Une adolescente de 14 ans se voit administrer une gifle par son père qu’elle a traité de « gros con ». Une scène de genre qui sous Giscard d’Estaing se serait terminée banalement par une bouderie muette vire inéluctablement au psychodrame quatre décennies plus tard. Dans une France soumise à l’omniprésence de la « culture thérapeutique », un pays où les « bigots cathos » ont été remplacés par les « bigots psycho », selon la formule consacrée du psychanalyste suisse Alain Valterio, le père « maltraitant » n’a eu d’autre choix que de faire son mea-culpa devant sa fille, en présence d’un aréopage officiel de spécialistes des conflits familiaux. Faute de quoi, divorcé, il aurait perdu son droit de visite. L’exorcisme n’aurait tout de même pas été accompli pleinement si le tyrannique géniteur n’avait été contraint d’entamer une psychothérapie pour « régler son problème de violence ».

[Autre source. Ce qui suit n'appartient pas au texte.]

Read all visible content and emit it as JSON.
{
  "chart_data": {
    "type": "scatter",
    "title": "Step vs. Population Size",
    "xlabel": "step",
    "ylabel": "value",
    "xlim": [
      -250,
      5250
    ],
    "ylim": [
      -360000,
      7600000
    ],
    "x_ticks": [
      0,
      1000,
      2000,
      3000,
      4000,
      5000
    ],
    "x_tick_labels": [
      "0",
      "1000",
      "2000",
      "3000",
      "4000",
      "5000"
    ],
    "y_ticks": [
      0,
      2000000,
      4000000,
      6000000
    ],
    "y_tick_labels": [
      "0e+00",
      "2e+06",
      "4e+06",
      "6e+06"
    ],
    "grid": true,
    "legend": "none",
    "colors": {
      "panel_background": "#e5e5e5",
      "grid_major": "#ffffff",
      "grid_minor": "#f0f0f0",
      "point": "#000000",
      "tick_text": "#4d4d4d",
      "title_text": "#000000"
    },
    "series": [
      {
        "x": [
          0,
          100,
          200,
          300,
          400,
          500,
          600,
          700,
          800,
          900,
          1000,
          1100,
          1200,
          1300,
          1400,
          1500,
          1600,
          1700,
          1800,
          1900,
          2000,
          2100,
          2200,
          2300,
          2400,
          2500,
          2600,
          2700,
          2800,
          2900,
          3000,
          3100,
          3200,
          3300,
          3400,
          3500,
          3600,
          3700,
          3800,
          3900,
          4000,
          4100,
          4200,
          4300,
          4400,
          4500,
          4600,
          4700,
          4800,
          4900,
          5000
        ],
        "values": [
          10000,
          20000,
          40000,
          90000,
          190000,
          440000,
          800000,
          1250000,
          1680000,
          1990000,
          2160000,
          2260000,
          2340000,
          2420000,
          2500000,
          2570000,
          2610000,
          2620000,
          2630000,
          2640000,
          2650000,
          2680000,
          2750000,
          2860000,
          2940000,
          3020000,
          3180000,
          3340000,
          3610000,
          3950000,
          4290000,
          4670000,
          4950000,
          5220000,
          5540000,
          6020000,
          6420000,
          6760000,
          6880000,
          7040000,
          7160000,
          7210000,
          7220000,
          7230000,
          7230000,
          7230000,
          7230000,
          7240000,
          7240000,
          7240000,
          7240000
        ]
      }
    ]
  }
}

Le dernier ouvrage de Valterio, Brèves de psy, fait suite à son édifiante Névrose psy. On peut observer de multiples « effets de la psychologisation sur les mentalités ». Véhiculée par le fantasme d’une vie sans chagrins dont nous aurions le droit de « profiter », comme on profite de ses vacances, la verbeuse mentalité thérapeutique désignée par l’auteur sous le néologisme de « psyrose », « entretient ses propres mythes, ses propres interdits et donc ses propres abus, derrière les discours compassés qui se sont imposés dans toutes les sphères de la société ». Nier l’emprise du « psychologiquement correct » reviendrait certes à refuser la réalité.

L’anti-tragédie

Valterio est loin d’être le seul spécialiste à le reconnaître, bien qu’il soit un des rares à la dénoncer, comme le souligne Éric Vartzbed, qui pratique la psychothérapie psychanalytique en cabinet privé : « La culture thérapeutique exprime la société qui a renoncé au rayonnement, à la grandeur, à la conquête, au salut ou à la révolution politique. Elle met l’accent sur le soin, le bien-être, l’éradication de la maladie et de la souffrance. À ce titre, elle est une utopie anti-tragique. Car l’humain est incurable. Ce qui n’empêche pas de connaître des petits soulagements provisoires. » Que celui qui n’a jamais « consulté », qui n’a jamais ressenti « un coup de déprime » ou autre « anxiété » jette la première pierre !

Difficile de ne pas voir le combat d’Alain Valterio comme celui d’une arrière-garde, tant les mentalités individuelles semblent imbibées de la sensibilité thérapeutique orientée vers l’« estime de soi » et la traque des traumas refoulés.